Teaching GenAI text tools isn’t so much about text as it is a new way of thinking about and operating with roles, processes, functions and yes, words. For tonight’s AI for Artists and Entrepreneurs class at MCAD we began with the basics of prompting inside ChatGPT, Bing, Bard, Claude:
Ask for inspiration, not facts (“a SWOT of”)
Begin with a point of view (“teaching a class” and/or “as if you were”)
Provide context, the more the better
Use chained/sequenced prompts to keep focus
In short, it’s not Search.

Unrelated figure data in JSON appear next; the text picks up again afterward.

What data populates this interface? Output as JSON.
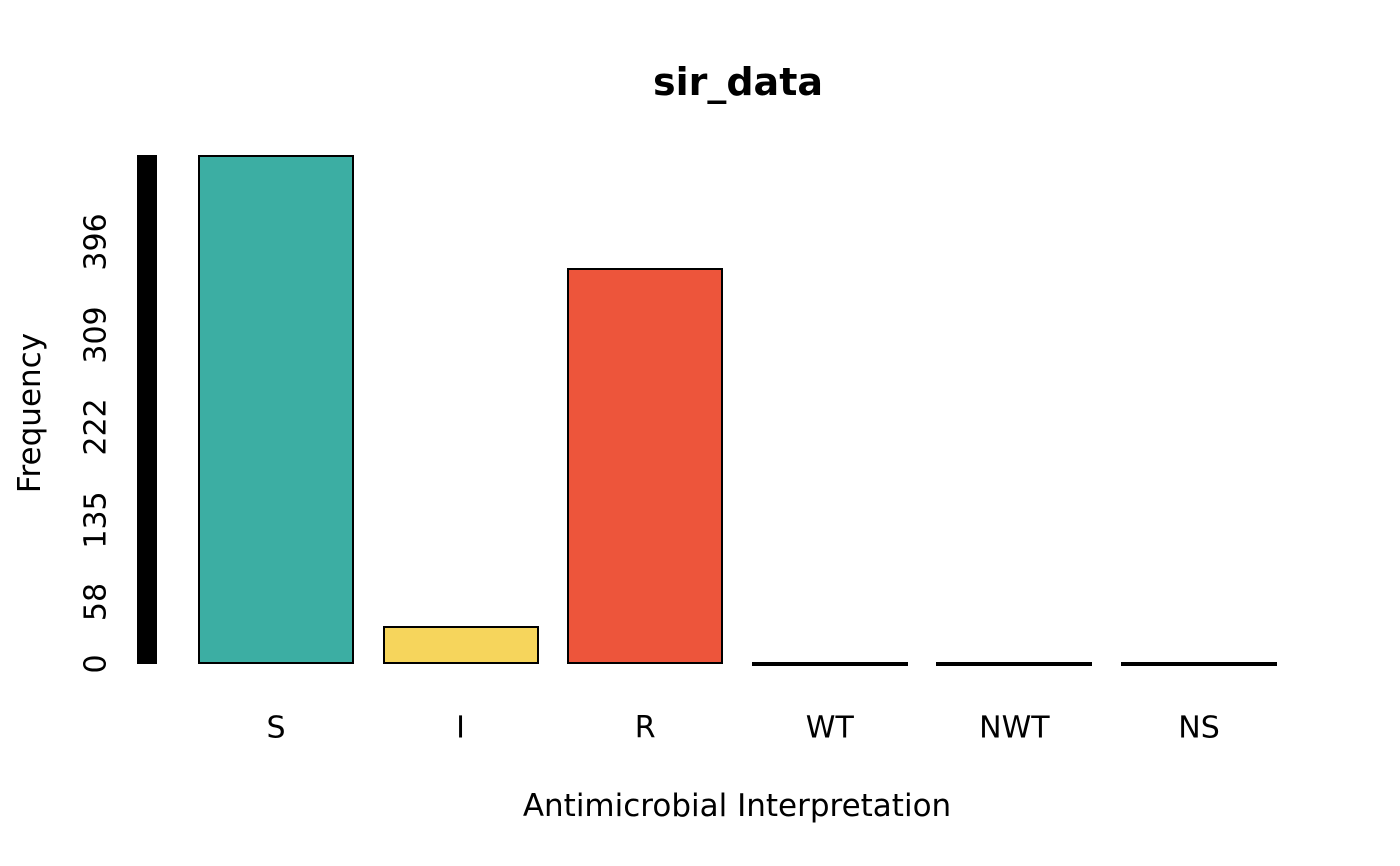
{
  "chart_data": {
    "type": "bar",
    "title": "sir_data",
    "xlabel": "Antimicrobial Interpretation",
    "ylabel": "Frequency",
    "categories": [
      "S",
      "I",
      "R",
      "WT",
      "NWT",
      "NS"
    ],
    "values": [
      478,
      36,
      372,
      0,
      0,
      0
    ],
    "bar_colors": [
      "#3CAEA3",
      "#F6D55C",
      "#ED553B",
      "#000000",
      "#000000",
      "#000000"
    ],
    "bar_border_color": "#000000",
    "yticks": [
      0,
      58,
      135,
      222,
      309,
      396
    ],
    "ylim": [
      0,
      478
    ],
    "grid": false,
    "legend": "none",
    "axis_color": "#000000",
    "background": "#FFFFFF",
    "text_color": "#000000"
  }
}
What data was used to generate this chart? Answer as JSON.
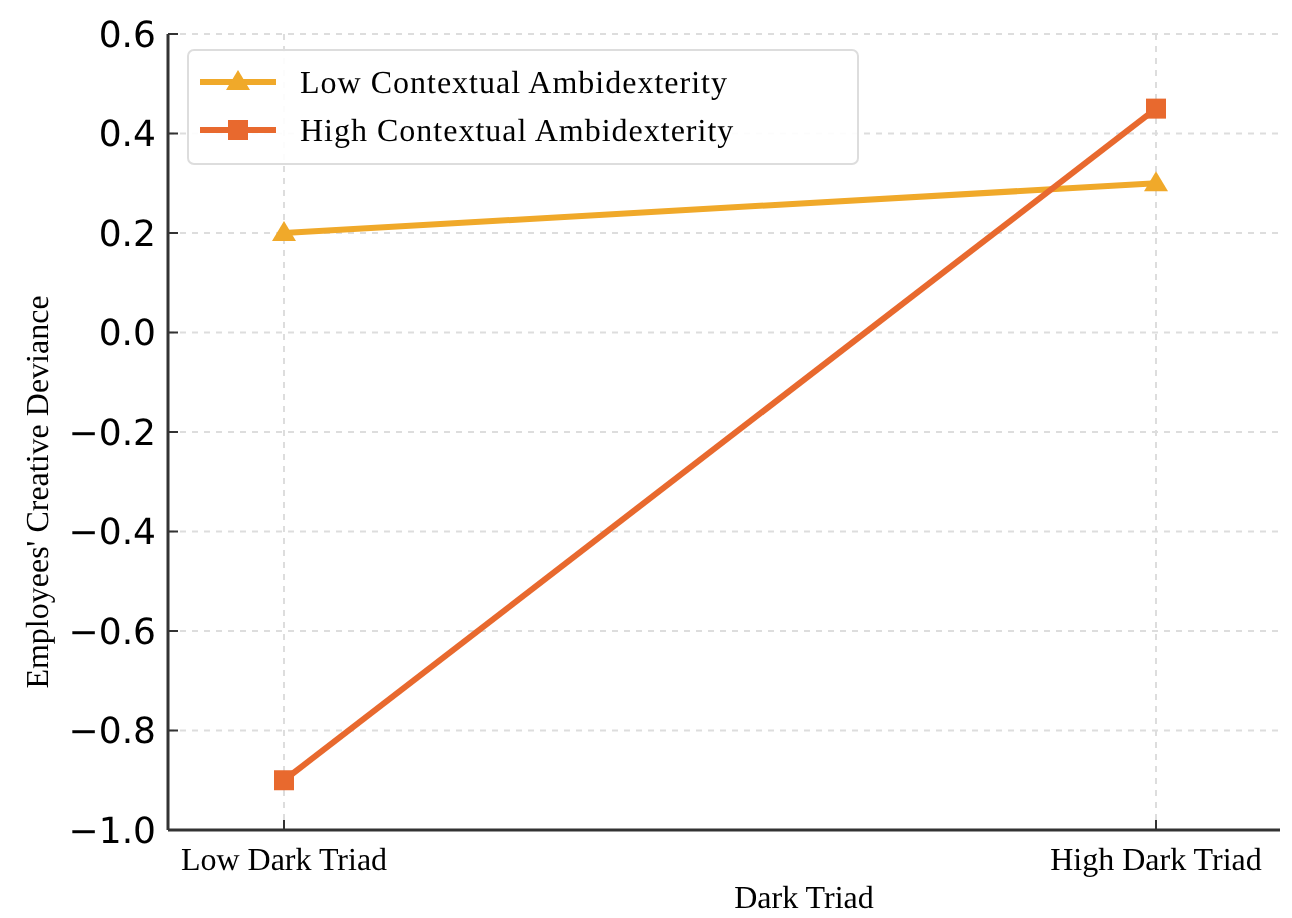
{
  "chart_data": {
    "type": "line",
    "xlabel": "Dark Triad",
    "ylabel": "Employees' Creative Deviance",
    "categories": [
      "Low Dark Triad",
      "High Dark Triad"
    ],
    "series": [
      {
        "name": "Low Contextual Ambidexterity",
        "color": "#f0a92a",
        "values": [
          0.2,
          0.3
        ],
        "marker": "triangle"
      },
      {
        "name": "High Contextual Ambidexterity",
        "color": "#e8692e",
        "values": [
          -0.9,
          0.45
        ],
        "marker": "square"
      }
    ],
    "ylim": [
      -1.0,
      0.6
    ],
    "yticks": [
      {
        "value": -1.0,
        "label": "−1.0"
      },
      {
        "value": -0.8,
        "label": "−0.8"
      },
      {
        "value": -0.6,
        "label": "−0.6"
      },
      {
        "value": -0.4,
        "label": "−0.4"
      },
      {
        "value": -0.2,
        "label": "−0.2"
      },
      {
        "value": 0.0,
        "label": "0.0"
      },
      {
        "value": 0.2,
        "label": "0.2"
      },
      {
        "value": 0.4,
        "label": "0.4"
      },
      {
        "value": 0.6,
        "label": "0.6"
      }
    ],
    "grid": true,
    "legend": "top left",
    "line_style": "solid"
  }
}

You’re working with a pattern-recognition machine. Think a little differently.
Then we took time to benefit from the wisdom of people like Jeff Su, who breaks down six prompt elements and their prioritization in eight minutes. And Bri Does AI, who demonstrates how the Pareto Principle, Feynman Technique, and the Socratic Method unlock skill building using ChatGPT. There’s a weird kind of democratizing and mashing up here where all the possible ways writing and problem solving can occur simultaneously.
And then there’s my favorite part.
Last September I wrote,
“What feels unprecedented using LLMs is the ability to dialogue with the tool itself, to be able to ask it, “how else can you solve this?” Excel might calculate, but it won’t teach me how or why it did its work. Instagram doesn’t dialogue with its users in the moment of creation. Humans do this, of course, but not the ones I need at 1:14am when I’m busy writing. ChatGPT is happy to oblige at any hour.”
So we’ve got this tool which will concurrently write, analyze, distill, give example, edit, and translate the alchemy of words—and if you get stuck, the same interface can teach you how to use it more effectively. All this to say an Intro to Generative Text Tools is now even more serpentine. And we didn’t even venture into the same habits applied to GenAI text within, say, Word or Powerpoint or any of the corporate productivity tools. (Ethan Mollick offers a 59-second primer on the state of the state.)
Next week’s AI course begins a two-part exploration of generative visuals. And tomorrow’s Persuasion & Marketing course travels that stretch in human history where religion, government, and languages formed, leading into the invention of the printing press.